C’est tellement important de demander de l’aide, d’être ouverte à ceux qui s’offrent pour nous soutenir, hospitalisation ou non.
Qu’est-ce qui t’as le plus surpris pendant ton 4e trimestre?
La puissance du corps. J’avais été épatée par le corps de la femme suite à mes deux premiers accouchements. Sa façon de s’adapter et de changer après ce grand passage. J’étais complètement vidée, blessée et pourtant, mon corps se tenait (presque) bien droit, prêt à tout pour ce petit être. J’étais pleine d’adrénaline, malgré tout. Par contre, quand je suis tombée, je suis vraiment tombée. Ce corps de guerrière, présent pour son nouveau-né à l’hôpital, est tombé au combat après que la poussière est retombée. Et malgré qu’il soit tombé d’épuisement, il donnait quand même, encore et toujours. Il nourri, il donne chaleur et réconfort, il berce, il cajole, il endort, il nettoie, il prend soin. Ce corps donne, donne constamment, malgré l’épuisement, les blessures, les douleurs, les mastites, les changements hormonaux, les cheveux qui tombent, les contractions, les adaptations, les questionnements, les lochies, les tranchées et les muscles à rééduquer. Il donne tout, sans compter. Ça m’épatera toujours à quel point, on est capable de donner. C’est aussi pour cette raison qu’il est tellement important d’avoir son village!
As-tu réussi à prendre soin de toi en postnatal? Si oui, comment? C’est quoi ton truc?!
Si j’ai réussi à prendre un peu soin de moi durant cette période, c’est grâce à mon village qui a su m’apporter du réconfort comme il pouvait. Venir prendre la relève auprès d’Oscar pendant que je vais manger ou prendre une douche chaude, venir me changer les idées le temps d’une visite, me laisser des poches de thé en masse pour que je me réchauffe le coeur, le soir venu, dans la chambre d’hôpital, mon amoureux qui m’apportent des vêtements propres et confortables…ce sont ces petites choses qui m’ont permis de prendre soins de moi durant cette période particulière. M’appuyer sur mon village, me donner du temps, et me répéter, quand c’est difficile « This too shall pass ».
Si tu avais un conseil à donner aux futures mères, enceintes de leur premier enfant, ce serait quoi?
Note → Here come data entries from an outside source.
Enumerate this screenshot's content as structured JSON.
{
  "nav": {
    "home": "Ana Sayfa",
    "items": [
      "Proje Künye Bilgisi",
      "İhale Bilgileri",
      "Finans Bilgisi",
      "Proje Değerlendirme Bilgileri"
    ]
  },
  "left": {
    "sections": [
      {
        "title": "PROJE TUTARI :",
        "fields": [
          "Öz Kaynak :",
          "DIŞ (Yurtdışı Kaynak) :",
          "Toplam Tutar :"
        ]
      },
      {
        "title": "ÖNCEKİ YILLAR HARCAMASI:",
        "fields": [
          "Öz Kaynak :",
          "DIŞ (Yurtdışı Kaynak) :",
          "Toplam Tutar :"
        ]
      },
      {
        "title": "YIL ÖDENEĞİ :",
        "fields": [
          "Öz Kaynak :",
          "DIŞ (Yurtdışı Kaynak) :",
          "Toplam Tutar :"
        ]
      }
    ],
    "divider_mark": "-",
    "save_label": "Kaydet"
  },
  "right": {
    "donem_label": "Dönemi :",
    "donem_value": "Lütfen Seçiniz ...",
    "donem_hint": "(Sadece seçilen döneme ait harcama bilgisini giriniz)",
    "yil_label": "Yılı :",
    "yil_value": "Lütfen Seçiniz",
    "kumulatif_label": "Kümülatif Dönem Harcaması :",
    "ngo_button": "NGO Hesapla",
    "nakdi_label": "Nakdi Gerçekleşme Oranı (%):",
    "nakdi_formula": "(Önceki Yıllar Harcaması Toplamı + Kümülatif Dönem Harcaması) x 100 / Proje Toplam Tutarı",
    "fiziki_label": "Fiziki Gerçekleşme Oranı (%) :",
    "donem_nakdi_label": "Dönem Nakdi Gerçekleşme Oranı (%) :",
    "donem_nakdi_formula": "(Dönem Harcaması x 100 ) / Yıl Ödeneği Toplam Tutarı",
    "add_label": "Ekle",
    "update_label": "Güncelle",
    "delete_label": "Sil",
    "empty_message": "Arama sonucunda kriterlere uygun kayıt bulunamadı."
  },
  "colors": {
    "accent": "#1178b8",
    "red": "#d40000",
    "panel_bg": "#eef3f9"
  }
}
Apprends tout ce que tu peux sur l’accouchement et le 4e trimestre, puis laisse la (ta) nature te guider. On ne peut pas être trop préparé à cette grande transition de la vie et, en même temps, nous n’en sommes pas maître une seule seconde. D’en savoir le plus possible, dans toutes ses nuances et ses différences, peut grandement aider à lâcher-prise ensuite, à se sentir en confiance. Assure-toi d’avoir tout ce qu’il faut dans le congélo (des repas ultra nourrissants, de bonnes tisanes chaudes, etc., tout ce qu’il te faut pour nourrir ton corps et lui apporter chaleur). Le 4e trimestre, c’est raw. C’est plein de fluides corporels, de sensations bizarres, de premières fois. C’est un monde en soi, une période unique dans sa vie de par son intensité, son don de soi, son manque hallucinant de sommeil. Ça aide d’accepter qu’on va pleurer, rire, avoir mal, ressentir de grands bonheurs tout en même temps. Trouve l’amie avec qui tu pourras parler des vraies affaires, d’en rire, d’en pleurer, sans tabou ni jugement. Des fluides, du manque de sommeil et autres particularités. Sens le cou de ton bébé le plus souvent possible. C’est tout ce qui compte! Il n’y a pas de performance à y avoir, dans cette période de sa vie. This too shall pass. N’oublie pas cette phrase-là.